Moradi and colleagues studied a type of membrane protein called multi-drug ABC exporters. These proteins transport substances, such as drugs, from the inside to the outside of cells, and they are responsible for both antibiotic resistance in bacteria and chemotherapy resistance in mammalian cells.
Using specially designed supercomputers supported by the National Science Foundation and the National Institutes of Health, the researchers performed molecular simulations to investigate how the lipid composition of a cell’s membrane affects these proteins.

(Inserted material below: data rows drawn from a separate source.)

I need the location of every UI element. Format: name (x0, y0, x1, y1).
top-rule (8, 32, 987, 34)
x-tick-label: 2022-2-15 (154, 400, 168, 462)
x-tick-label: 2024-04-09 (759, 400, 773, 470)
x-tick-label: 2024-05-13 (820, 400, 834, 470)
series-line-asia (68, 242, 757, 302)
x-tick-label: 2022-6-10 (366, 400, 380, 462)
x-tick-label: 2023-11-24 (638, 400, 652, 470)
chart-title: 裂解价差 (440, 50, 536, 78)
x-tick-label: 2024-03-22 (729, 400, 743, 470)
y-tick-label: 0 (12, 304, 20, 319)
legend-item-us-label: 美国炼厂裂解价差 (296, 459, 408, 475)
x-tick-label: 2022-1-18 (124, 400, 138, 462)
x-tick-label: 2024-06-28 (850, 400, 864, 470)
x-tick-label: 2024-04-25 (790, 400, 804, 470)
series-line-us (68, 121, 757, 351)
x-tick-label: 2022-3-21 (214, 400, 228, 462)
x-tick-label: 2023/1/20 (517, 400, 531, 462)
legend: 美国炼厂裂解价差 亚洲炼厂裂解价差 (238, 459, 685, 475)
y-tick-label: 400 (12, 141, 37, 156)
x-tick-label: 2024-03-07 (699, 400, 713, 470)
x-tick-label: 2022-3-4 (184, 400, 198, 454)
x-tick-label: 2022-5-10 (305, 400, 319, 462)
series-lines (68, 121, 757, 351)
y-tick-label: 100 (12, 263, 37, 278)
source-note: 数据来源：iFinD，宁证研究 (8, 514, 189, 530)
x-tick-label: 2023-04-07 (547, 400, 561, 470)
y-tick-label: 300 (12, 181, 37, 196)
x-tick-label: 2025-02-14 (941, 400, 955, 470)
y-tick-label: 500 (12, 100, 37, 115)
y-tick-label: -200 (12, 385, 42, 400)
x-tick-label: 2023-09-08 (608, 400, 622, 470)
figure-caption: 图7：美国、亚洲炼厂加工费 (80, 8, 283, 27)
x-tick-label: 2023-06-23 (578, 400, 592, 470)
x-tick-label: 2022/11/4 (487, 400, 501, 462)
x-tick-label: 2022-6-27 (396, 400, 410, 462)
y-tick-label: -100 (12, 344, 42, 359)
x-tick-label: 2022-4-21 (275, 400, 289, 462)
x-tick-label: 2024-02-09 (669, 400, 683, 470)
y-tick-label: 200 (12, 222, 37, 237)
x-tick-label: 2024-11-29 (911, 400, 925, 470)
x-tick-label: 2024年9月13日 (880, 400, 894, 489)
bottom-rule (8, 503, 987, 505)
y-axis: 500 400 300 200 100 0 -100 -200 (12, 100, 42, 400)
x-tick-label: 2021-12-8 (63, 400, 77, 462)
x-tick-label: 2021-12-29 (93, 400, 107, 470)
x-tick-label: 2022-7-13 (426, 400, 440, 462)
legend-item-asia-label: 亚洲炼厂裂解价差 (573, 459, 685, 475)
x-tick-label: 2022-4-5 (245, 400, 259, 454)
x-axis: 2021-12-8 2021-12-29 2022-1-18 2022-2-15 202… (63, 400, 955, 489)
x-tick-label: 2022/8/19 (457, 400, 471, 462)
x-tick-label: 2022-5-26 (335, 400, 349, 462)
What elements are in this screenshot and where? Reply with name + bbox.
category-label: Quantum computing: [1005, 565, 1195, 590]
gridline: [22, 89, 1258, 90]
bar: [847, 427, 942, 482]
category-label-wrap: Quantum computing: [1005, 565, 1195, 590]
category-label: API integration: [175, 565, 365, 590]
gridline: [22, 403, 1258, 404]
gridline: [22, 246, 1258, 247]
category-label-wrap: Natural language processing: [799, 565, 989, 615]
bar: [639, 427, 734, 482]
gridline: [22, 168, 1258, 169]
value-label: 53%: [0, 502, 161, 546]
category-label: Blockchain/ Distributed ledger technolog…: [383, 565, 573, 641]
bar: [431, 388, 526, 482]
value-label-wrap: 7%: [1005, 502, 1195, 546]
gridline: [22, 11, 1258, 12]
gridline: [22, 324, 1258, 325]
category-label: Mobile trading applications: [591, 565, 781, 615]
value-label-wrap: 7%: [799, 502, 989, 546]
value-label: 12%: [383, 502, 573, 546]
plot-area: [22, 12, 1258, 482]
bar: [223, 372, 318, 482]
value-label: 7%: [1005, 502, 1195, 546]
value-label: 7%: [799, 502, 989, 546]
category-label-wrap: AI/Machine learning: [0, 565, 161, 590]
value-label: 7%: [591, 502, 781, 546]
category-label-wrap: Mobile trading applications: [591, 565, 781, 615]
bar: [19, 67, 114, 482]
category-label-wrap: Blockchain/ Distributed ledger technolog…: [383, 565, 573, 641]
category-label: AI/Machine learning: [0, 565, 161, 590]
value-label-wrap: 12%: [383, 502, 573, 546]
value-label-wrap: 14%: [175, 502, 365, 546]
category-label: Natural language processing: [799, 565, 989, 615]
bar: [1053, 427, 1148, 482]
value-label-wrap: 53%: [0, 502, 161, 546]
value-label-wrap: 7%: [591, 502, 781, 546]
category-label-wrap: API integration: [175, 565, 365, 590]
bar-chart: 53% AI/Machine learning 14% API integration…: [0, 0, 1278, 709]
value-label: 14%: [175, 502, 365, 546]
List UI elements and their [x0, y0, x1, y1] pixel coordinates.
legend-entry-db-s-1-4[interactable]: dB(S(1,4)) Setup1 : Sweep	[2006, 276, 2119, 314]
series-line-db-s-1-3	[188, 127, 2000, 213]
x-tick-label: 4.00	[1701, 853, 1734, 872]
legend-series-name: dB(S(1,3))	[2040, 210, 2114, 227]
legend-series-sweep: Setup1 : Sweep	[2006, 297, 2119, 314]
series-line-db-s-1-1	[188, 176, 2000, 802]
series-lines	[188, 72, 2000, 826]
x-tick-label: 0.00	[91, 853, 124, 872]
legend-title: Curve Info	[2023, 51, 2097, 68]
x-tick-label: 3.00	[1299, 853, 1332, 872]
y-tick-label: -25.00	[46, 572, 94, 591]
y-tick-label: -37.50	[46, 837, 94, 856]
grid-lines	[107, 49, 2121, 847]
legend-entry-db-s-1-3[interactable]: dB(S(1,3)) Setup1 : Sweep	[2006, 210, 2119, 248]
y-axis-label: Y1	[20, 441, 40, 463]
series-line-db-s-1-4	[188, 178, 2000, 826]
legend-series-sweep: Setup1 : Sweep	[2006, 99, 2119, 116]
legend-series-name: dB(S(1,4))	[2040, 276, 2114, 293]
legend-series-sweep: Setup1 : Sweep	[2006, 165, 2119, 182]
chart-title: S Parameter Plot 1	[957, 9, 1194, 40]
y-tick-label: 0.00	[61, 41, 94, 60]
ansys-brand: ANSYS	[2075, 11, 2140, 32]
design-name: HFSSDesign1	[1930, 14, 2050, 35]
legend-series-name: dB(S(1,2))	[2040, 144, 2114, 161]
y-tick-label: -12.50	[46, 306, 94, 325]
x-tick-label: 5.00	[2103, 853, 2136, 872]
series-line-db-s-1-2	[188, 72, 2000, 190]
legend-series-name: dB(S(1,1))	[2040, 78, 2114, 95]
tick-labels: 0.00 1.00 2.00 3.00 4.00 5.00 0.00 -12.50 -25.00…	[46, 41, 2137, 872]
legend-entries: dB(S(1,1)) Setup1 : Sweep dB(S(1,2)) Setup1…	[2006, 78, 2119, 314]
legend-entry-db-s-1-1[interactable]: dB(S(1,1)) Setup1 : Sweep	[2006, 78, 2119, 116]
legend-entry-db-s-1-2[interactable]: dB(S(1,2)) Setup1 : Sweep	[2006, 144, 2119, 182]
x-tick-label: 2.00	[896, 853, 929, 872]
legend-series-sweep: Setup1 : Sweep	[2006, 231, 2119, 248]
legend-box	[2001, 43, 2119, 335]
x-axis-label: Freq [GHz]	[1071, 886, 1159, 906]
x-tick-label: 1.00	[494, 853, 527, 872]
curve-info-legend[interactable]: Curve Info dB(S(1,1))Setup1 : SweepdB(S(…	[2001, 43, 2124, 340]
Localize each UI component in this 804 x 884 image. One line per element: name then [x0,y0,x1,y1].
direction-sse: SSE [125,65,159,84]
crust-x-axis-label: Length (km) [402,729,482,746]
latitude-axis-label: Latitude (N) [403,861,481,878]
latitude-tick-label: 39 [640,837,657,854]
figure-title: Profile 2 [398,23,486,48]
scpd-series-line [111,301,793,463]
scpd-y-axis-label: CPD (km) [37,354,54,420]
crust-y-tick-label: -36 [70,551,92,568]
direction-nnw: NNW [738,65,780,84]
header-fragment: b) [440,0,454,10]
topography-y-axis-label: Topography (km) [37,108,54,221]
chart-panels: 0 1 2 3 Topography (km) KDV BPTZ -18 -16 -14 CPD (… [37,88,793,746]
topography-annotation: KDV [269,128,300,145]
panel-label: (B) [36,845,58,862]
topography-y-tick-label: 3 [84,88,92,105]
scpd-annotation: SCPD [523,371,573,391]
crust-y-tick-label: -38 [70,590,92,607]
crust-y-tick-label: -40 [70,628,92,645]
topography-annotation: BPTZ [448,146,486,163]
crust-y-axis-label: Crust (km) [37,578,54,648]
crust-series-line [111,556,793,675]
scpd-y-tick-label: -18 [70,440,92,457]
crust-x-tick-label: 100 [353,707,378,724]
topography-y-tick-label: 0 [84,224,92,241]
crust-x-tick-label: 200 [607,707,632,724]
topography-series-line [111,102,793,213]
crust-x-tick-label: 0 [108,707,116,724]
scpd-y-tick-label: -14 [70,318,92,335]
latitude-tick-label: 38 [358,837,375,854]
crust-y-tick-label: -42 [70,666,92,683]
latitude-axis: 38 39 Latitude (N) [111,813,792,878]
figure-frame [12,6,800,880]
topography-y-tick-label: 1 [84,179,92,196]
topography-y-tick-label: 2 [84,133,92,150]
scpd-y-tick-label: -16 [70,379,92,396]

They found that these proteins remained inactive and didn’t expel drugs in cell membranes with one type of lipid composition, called phosphocholine, or PC. However, the same proteins became active in cells with a different lipid composition, called phosphoethanolamine, or PE, allowing them to release drugs and making the cell resistant. Among the cell membranes composed of PE lipids, those containing one particular lipid type, called POPE, proved to be most effective in activating these proteins and thus most susceptible to drug resistance. Taking this information about the lipid environment into account could help researchers more effectively develop and test antibiotics and cancer treatments.